Re: [PATCH net-next v3 1/3] rust: core abstractions for network PHY drivers
From: FUJITA Tomonori <fujita.tomonori@gmail.com>
Date: 2023-10-13 09:53:51
Also in:
rust-for-linux
On Fri, 13 Oct 2023 07:56:07 +0000 Benno Lossin [off-list ref] wrote:
quoted
btw, what's the purpose of using Rust in linux kernel? Creating sound Rust abstractions? Making linux kernel more reliable, or something else? For me, making linux kernel more reliable is the whole point. Thus I still can't understand the slogan that Rust abstractions can't trust subsystems.For me it is making the Linux kernel more reliable. The Rust abstractions are just a tool for that goal: we offload the difficult task of handling the C <-> Rust interactions and other `unsafe` features into those abstractions. Then driver authors do not need to concern themselves with that and can freely write drivers in safe Rust. Since there will be a lot more drivers than abstractions, this will pay off in the end, since we will have a lot less `unsafe` code than safe code. Concentrating the difficult/`unsafe` code in the abstractions make it easier to review (compared to `unsafe` code in every driver) and easier to maintain, if we find a soundness issue, we only have to fix it in the abstractions.
Agreed.
quoted
Rust abstractions always must check the validity of values that subsysmtes give because subsysmtes might give an invalid value. Like the enum state issue, if PHYLIB has a bug then give a random value, so the abstraction have to prevent the invalid value in Rust with validity checking. But with such critical bug, likely the system cannot continue to run anyway. Preventing the invalid state in Rust aren't useful much for system reliability.It's not that we do not trust the subsystems, for example when we register a callback `foo` and the C side documents that it is ok to sleep within `foo`, then we will assume so. If we would not trust the C side, then we would have to disallow sleeping there, since sleeping while holding a spinlock is UB (and the C side could accidentally be holding a spinlock). But there are certain things where we do not trust the subsystems, these are mainly things where we can afford it from a performance and usability perspective (in the example above we could not afford it from a usability perspective).

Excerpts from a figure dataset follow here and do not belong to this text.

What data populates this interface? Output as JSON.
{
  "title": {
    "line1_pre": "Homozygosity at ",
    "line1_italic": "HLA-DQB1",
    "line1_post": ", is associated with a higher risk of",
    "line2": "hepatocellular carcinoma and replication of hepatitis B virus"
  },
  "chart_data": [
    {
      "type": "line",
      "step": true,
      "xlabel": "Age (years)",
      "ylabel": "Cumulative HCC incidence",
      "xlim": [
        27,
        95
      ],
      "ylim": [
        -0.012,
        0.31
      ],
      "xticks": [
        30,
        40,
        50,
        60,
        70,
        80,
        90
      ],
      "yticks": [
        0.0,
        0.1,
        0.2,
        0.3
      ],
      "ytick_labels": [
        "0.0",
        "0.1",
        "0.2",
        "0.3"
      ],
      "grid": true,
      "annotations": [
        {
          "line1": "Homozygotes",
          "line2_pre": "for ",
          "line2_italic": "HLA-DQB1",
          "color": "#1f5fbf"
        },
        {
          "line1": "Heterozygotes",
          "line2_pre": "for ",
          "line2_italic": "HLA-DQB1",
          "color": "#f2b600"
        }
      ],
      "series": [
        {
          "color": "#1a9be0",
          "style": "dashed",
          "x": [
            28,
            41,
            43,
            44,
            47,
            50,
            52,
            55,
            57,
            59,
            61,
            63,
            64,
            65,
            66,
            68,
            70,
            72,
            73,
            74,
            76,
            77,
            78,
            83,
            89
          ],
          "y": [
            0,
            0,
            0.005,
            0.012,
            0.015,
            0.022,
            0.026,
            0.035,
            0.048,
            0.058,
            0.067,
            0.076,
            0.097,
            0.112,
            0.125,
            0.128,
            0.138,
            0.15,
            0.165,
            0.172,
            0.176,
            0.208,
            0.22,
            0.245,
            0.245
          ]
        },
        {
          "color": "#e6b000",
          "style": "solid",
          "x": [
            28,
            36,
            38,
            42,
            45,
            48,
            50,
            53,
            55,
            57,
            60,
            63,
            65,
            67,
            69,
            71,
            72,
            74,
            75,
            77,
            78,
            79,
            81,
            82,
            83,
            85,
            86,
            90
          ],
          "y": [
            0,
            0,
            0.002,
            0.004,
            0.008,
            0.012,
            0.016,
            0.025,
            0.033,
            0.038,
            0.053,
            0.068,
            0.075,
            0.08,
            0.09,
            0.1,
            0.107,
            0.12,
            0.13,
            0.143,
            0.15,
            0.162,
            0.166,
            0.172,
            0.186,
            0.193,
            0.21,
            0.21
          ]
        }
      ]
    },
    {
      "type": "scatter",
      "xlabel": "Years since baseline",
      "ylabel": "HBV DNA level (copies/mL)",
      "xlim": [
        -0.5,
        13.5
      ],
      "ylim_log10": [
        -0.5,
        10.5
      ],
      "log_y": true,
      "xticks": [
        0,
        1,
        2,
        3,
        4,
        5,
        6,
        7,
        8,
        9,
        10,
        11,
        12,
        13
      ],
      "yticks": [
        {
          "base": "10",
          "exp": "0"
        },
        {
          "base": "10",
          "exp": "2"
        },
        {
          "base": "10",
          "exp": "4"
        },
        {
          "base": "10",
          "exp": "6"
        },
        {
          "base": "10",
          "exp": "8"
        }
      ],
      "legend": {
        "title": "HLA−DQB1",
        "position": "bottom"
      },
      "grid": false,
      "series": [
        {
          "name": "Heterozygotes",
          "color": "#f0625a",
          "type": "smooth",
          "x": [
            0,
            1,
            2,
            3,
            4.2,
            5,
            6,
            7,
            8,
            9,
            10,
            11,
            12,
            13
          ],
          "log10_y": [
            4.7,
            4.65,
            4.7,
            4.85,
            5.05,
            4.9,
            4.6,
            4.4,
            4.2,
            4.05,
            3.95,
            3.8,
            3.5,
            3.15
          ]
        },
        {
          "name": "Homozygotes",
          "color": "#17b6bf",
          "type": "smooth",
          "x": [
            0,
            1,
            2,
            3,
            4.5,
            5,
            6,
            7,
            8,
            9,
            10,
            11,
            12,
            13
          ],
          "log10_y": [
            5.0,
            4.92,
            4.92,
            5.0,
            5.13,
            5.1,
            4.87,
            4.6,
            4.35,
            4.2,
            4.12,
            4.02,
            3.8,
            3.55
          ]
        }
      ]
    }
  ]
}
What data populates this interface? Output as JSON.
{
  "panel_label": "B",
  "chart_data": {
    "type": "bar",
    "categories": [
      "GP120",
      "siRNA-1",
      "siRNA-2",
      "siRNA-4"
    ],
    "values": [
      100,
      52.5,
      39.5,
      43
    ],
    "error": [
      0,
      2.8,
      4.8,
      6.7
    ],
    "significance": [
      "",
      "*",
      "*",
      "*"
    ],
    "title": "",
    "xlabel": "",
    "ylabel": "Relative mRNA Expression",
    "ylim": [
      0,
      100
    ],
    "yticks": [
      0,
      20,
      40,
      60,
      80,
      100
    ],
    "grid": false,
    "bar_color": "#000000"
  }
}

You need maintenance cost too here. That's exactly the discussion point during reviewing the enum code, the kinda cut-and-paste from C code and match code that Andrew and Grek want to avoid.
In the enum case it would also be incredibly simple for the C side to just make a slight mistake and set the integer to a value outside of the specified range. This strengthens the case for checking validity here. When an invalid value is given to Rust we have immediate UB. In Rust UB always means that anything can happen so we must avoid it at all costs.
I'm not sure the general rules in Rust can be applied to linux kernel. If the C side (PHYLIB) to set in an invalid value to the state, probably the network doesn't work; already anything can happen in the system at this point. Then the Rust abstractions get the invalid value from the C side and detect an error with a check. The abstractions return an error to a Rust PHY driver. Next what can the Rust PHY driver do? Stop working? Calling dev_err() to print something and then selects the state randomly and continue? What's the practical benefit from the check?
In this case having a check would not really hurt performance and in terms of usability it also seems reasonable. If it would be bad for performance, let us know.
Bad for maintenance cost. Please read the discussion in the review on rfc v1.